The euro sat broadly on the back foot yesterday, not helped by poor Chinese data in the morning and a broad risk-off feel given the crude oil spike. The European Central Bank’s chief economist, Philip Lane, also spoke at a Bloomberg conference in London where he outlined the central bank’s sole mandate to bring inflation to target. Lane defied much of the discontent from the continent and stated the bank could lower its deposit rate further while easing fears of the limited scope of the Asset Purchasing Programme. The damage for the euro is seemingly done as the dollar makes broad inroads against the G10 this morning, however, the single currency is trading relatively flat. That could all change with the release of the German ZEW expectations survey at 10:00 BST.


The US dollar is back on the front foot after a relatively bad start to the week.
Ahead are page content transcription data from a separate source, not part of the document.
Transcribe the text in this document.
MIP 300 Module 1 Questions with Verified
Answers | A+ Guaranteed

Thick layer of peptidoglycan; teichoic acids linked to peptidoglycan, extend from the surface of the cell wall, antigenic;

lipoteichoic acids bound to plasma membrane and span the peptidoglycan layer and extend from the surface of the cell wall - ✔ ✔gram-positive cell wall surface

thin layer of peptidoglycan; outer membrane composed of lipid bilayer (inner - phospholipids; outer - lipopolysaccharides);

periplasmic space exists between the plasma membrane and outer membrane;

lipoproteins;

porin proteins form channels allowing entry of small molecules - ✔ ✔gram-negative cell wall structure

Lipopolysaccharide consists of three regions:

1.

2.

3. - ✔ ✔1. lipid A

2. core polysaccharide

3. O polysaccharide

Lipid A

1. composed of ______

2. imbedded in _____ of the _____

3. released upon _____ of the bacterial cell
Following the oil-related news over the weekend, the greenback opened marginally lower in Asia but has since reclaimed ground to trade closer to its recent highs as haven currencies, along with petro-linked currencies, surged. The market’s focus will soon shift onto the upcoming Federal Reserve meeting tomorrow. Forward guidance will be the key for the dollar as markets have already priced in another 25 basis point cut. The emphasis will be on the growth and the projected path of rates, especially given the increased optimism of late that a US-China trade deal will be reached in the near future.


The loonie joined the Norwegian krone and Japanese yen as the sole currencies to make gains against the US dollar yesterday. The risk-off sentiment and spike in oil prices marginally filtered into currency markets, helping the petro-linked currencies predominantly. Little news has filtered out about the likely response from the US with regards to filling the supply shock in oil markets, while Aramco officials states it will take weeks if not months for production to return to prior levels. The data calendar is light for the loonie today ahead of tomorrow’s CPI release and Fed rate decision, meaning oil markets will likely drive price action yet again.